We are proud to play an active role in the dialogue and sharing of knowledge and skills within the spa and climate community. Through various articles and contributions, we highlight our expertise in the fields covered by our visitors’ research, teaching and innovation activities.

Here is an overview of the subjects published in the soon-to-be-released Thermal and Climatic Press 2023:


  • The Institut européen du thermalisme celebrates its first year of existence with an ethical questioning of the place of the curist.
    by Jane-Laure Danan

  • Care of post-stroke spa patients: the role and mission of the spa agent
    by Maria Plancy, Cédric Mouats, Lara-Noémie Danan, Jane-Laure Danan

  • Smoking cessation in people suffering from Bpco, the benefits of spa treatment
    by Armand Cao, Jane-Laure Danan

  • Roles, missions and training of state-qualified spa nurses
    by Marina Perri, Jana-Laure Danan, Gisèle Kanny

  • Thermalism and European diplomacy
    by Aurélien Barthelemy de Ficquelmont

  • The historical and contemporary role of balneology and crenotherapy in North America
    by Marcus Coplin

Here’s a sneak preview of Pascale Jeambrun’s editorial:

“Two anniversaries in 2023: 170 years of our venerable Society and 160 years of our magazine!

Our Society can pride itself on being the first learned society to be created in France, well ahead of the others since it was founded in 1853: ENT in 1882, dermatology in 1889, urology in 1896 and rheumatology in 1900.

La Presse Thermale et Climatique has an exceptional longevity unmatched in the medical press. Here are two reasons to be proud of our discipline!
And despite its great age, our magazine is getting a new lease of life: it’s going international by integrating a French-language platform for journals and books in the humanities, social sciences and now the medical sciences: Cairn. It was created in 2005 on the initiative of publishing houses wishing to enhance their Internet presence and promote their content in the French-speaking world, of course, and beyond via translation into English and Spanish.

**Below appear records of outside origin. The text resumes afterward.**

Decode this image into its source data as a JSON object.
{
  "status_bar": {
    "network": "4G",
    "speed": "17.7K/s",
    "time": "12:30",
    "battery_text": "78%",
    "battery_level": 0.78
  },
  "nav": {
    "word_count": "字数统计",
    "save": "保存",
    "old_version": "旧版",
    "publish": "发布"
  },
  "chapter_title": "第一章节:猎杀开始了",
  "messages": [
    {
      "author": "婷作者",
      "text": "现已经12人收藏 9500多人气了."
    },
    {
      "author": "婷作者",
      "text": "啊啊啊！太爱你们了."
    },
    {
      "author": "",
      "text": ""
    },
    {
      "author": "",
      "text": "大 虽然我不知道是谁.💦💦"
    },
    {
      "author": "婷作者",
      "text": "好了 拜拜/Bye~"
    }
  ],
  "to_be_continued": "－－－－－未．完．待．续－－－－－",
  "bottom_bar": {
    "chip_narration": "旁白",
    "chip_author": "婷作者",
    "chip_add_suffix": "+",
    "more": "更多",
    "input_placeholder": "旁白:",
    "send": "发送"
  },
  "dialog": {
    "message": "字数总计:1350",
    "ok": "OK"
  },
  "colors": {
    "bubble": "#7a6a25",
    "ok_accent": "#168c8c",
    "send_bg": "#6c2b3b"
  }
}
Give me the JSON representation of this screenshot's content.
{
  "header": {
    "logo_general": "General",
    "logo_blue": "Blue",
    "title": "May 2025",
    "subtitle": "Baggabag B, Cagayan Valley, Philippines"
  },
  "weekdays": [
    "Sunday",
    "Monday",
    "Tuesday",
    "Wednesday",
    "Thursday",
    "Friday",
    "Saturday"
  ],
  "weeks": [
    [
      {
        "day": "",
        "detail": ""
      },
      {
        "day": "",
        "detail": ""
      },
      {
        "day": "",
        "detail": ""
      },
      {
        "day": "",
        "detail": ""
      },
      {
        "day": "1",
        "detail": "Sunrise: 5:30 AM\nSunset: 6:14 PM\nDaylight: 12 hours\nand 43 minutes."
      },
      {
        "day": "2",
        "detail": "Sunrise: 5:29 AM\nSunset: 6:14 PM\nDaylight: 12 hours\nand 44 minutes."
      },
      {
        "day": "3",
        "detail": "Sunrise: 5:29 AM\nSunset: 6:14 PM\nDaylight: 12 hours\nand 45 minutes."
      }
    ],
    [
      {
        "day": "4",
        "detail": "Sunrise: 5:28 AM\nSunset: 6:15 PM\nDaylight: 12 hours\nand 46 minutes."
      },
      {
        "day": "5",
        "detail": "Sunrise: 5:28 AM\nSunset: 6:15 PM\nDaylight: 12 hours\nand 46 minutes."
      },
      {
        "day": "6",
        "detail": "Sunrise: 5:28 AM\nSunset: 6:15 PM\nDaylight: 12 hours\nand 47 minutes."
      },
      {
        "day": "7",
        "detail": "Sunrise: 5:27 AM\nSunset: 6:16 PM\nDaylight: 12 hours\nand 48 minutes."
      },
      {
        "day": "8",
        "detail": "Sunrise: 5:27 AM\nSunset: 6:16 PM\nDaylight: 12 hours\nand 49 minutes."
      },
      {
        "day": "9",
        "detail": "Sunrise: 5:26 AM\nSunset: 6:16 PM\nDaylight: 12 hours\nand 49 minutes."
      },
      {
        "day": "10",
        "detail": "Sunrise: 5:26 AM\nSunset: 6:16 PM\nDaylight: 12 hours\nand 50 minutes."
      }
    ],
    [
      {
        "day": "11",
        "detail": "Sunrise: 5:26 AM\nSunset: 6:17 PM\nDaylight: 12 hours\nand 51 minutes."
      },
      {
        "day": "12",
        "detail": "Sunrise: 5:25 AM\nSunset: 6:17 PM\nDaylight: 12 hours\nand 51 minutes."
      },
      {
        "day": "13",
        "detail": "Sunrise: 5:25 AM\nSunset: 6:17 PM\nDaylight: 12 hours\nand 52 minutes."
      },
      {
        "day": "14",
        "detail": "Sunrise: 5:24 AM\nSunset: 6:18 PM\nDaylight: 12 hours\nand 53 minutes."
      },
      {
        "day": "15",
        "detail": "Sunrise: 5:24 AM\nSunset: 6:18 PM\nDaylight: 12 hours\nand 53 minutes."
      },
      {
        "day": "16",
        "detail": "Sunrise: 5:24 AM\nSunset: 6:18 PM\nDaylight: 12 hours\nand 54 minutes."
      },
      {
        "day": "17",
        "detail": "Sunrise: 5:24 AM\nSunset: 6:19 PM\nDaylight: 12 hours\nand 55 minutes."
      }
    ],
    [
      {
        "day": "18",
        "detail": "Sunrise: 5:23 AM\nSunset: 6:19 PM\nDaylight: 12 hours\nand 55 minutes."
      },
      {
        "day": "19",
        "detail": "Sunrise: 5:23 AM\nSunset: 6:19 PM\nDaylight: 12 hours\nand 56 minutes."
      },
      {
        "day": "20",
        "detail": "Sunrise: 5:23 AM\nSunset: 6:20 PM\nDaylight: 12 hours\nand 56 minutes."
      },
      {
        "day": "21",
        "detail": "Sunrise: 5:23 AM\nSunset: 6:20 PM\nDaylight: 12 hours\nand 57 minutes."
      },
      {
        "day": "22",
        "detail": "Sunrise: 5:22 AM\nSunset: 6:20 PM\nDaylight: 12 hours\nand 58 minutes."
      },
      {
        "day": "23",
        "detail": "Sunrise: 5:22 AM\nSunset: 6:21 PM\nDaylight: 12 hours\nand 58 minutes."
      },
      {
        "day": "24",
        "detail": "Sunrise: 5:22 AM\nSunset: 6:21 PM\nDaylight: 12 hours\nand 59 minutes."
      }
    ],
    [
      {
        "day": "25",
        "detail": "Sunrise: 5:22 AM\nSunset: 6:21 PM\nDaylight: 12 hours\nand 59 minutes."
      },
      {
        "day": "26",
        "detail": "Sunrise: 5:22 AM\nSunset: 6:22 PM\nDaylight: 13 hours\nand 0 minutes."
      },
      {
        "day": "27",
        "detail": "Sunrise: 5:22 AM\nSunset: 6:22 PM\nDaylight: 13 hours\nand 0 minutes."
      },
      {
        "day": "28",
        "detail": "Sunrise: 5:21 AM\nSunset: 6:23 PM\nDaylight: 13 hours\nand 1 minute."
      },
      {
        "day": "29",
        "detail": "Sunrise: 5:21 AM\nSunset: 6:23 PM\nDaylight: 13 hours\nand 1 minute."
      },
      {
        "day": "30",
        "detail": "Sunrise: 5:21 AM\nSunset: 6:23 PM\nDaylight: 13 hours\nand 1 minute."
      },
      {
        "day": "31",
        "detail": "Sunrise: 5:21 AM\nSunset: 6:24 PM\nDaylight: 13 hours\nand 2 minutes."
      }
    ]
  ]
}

Our magazine, the only French publication devoted to crenobalne therapy, will thus gain in visibility and notoriety.

We invite all our members to register on this site.

The work of the French Society of Thermal Medicine focused on the methodology of clinical trials in crenobalne therapy by our duettists from Aix, where you’ll learn that our discipline is one of the handcrafted therapies. That’s a good one! Then, we were invited to the 51st Entretiens de médecine physique et de réadaptation in Montpellier, where Christian Hérisson organizes a day devoted to us every year, and where we discussed spa treatments, aging and the elderly.
There are many original works, and that’s a good thing. They are partly due to the dynamism of our teaching staff and the quality of our graduates’ dissertations. Many thanks to them! Some of the Clermont-Ferrand team’s dissertations concern dermatology, with a review of the literature on the transcutaneous passage of ions and trace elements, where studies must continue, and another on European thermalism and literature, which represents a considerable sum! The idea of setting up a library of these books in each of our stations is to be realized. This was followed by a survey of spa-goers in Dax, enabling the profession to adapt to their demands, but it would be up to the Assurance Maladie to do so by developing the spa package and including therapeutic education… Saujon repeats its 2016 preliminary study on letting go with LetGoTherm to confirm the results. This chapter closes with a questionnaire, this time aimed at interns and recent graduates in general medicine, to assess their training in spa medicine.

The documents present the Institut européen du thermalisme, which is celebrating its first anniversary and aims to combine innovation, research and training. The name alone is full of promise. As a result, Nancy now boasts one of Europe’s leading centers for crenobalne therapy. Let’s wish him a long and happy life! This was followed by three projects in Nancy: post-stroke care for spa patients, smoking cessation in people suffering from chronic respiratory insufficiency as part of spa worker training, and finally, the role, missions and training of state-qualified nurses in spa establishments. Then come two historical articles: one on Dax and its 2000 years of thermalism, and the other on five spas that played a role in European diplomacy. Then you’ll travel to Poland and the United States.

Students are in the spotlight in our travel diaries, with visits to Languedoc (Balaruc and Montpellier), the Pyrenees (Luchon, Salies-de-Béarn, Dax) and Lorraine (Nancy-Thermal, Amnéville). There were sixty-four of them. This bodes well for the future. Thanks to our teachers’ College.

In this year of celebration, our Society needs to assert itself to our supervisory authorities (in coordination with the Conseil national des établissements thermaux?). The guide to good spa practice needs to be updated (it dates back to November 2003), in particular with the affirmation of treatment times such as consultations, of which there are three. Shouldn’t we also update our “orientations”, i.e. our indications, like adding geriatrics, for example? Obtain, as Christian Hérisson has requested, a chair in crenobalneotherapy? Have a real French congress of our discipline to ensure its recognition? I could see Nancy playing this unifying and innovative role.
Our former president André Authier is no more, he left on Saturday July 1, 2023. May Claude and Corinne know that we are with them.”